DownstreamToday: What are some examples of how counterfeit parts might enter the downstream MRO supply chain, and what types of problems do they create for the logistics company and end user?
Harley: Having a multi-national supply chain certainly has its advantages which results in more cost-effective global sourcing. However, it also means there are more inputting suppliers and accordingly a higher risk of counterfeit.
Industry experts comment that non-compliance of parts is a common supply chain challenge in other industries and can seriously impact the quality and delivery of the product to the end user. However, non-compliant parts are now a growing concern for energy, too, with counterfeit spare parts of inferior quality appearing in the marketplace and compromising the safety-critical environment of oil and gas operations. One example would be products coming out of APAC and distributed through existing distributors in developed countries. This demands robust product traceability at item or batch levels from supplier to site, which is easier to achieve if the supply chain is managed on an integrated, end to end basis by a single service partner.

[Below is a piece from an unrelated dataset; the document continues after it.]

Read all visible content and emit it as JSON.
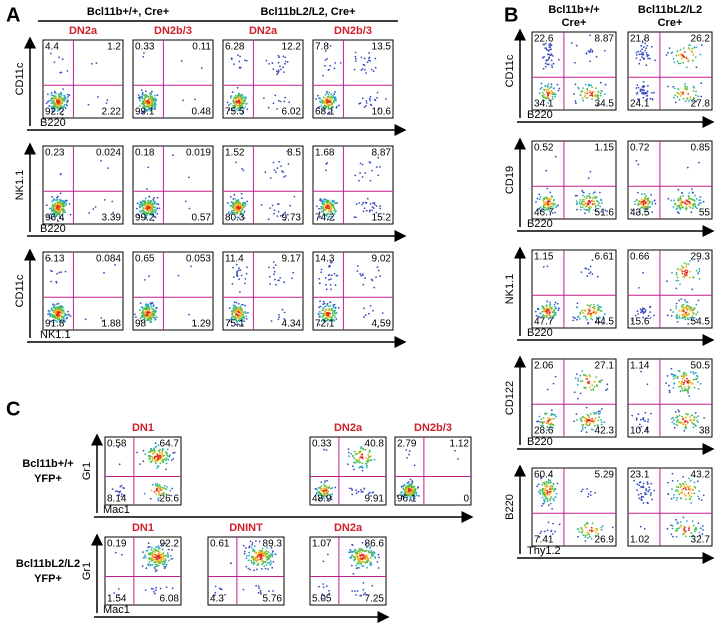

DownstreamToday: What steps can a logistics company take to prevent a downstream customer from receiving substandard, non-compliant parts?
Harley: DHL recommends robust product traceability at item or batch levels from supplier to site is key which is easier to achieve if the supply chain is managed on an integrated, end-to-end basis by a single service partner. DHL uses a supply chain system which provides for this level of traceability – ensuring transparency to the project/plant/client stakeholders. In addition, DHL can support clients with material sourcing (especially from low-cost geographies), audit, inspection in-country and well as on receipt at the final consolidation center. This approach ensures compliance with a client's framework agreements.